En disant ces mots, l’Indien s’éloigna de quelques pas de Clara.

« N’allez pas trop loin, s’écria celui-ci, à la pensée des redoutables voisins qui rôdaient près de là.

— Je vous laisse ma carabine.

— Belle avance ! caramba ! un coup pour quatre tigres, » murmura le nègre.

Le Zapotèque s’avança lentement vers le bord de la rivière, monta sur le tronc d’un saule qui était incliné sur l’eau, et debout, les bras étendus en avant, il commença à chanter sur une mélodie bizarre une espèce d’invocation indienne dont les mots arrivaient jusqu’au nègre, sans toutefois qu’il en pût comprendre le sens.

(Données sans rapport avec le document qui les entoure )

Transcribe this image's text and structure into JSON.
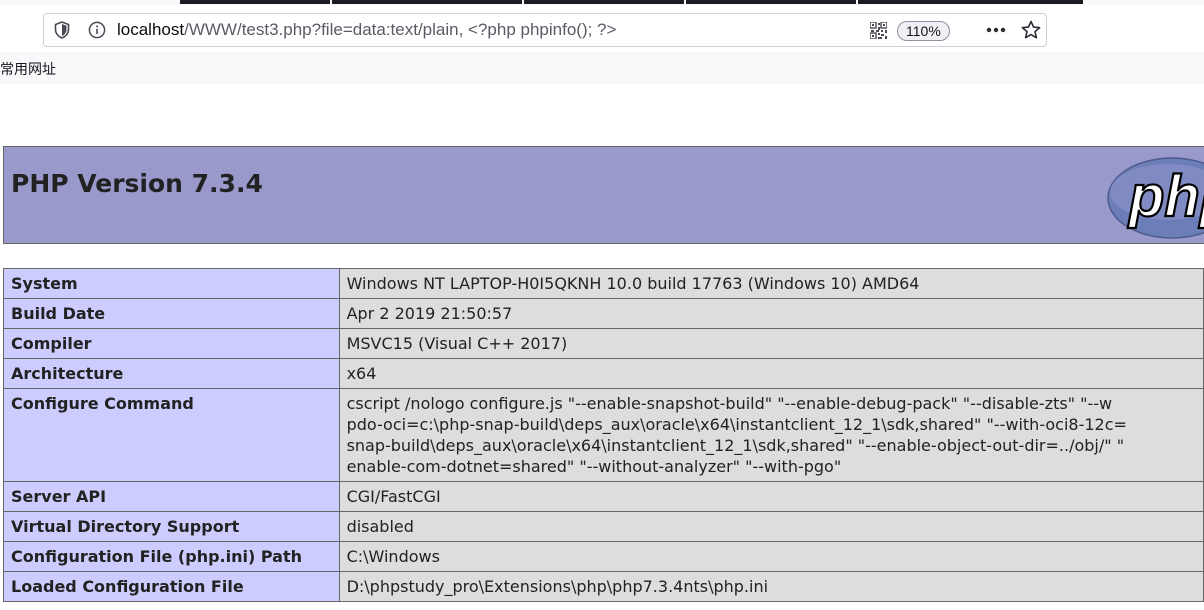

Clara écoutait avec une frayeur d’un autre genre cette invocation aux dieux du paganisme zapotèque, et son effroi ne tarda pas à redoubler quand un rugissement, quoique à peine perceptible, se fit entendre au loin, comme si la voix du démon répondait à son adorateur. C’était, ainsi que l’avait dit l’Indien, dans la direction de la cascade. Au milieu des ombres que l’approche de la nuit commençait déjà à répandre, la coïncidence des prières bizarres du païen et des cris lugubres du tigre, qui semblaient en être l’accompagnement infernal, devait en effet être effrayante pour un homme de la race ignorante et superstitieuse de Clara. Il crut voir des yeux de feu luire devant lui dans le fourré ; l’ombre indécise de la Sirène aux cheveux tordus lui parut s’élever lentement de la surface des eaux, et des voix mystérieuses lui semblèrent se mêler au grondement lointain de la chute d’eau.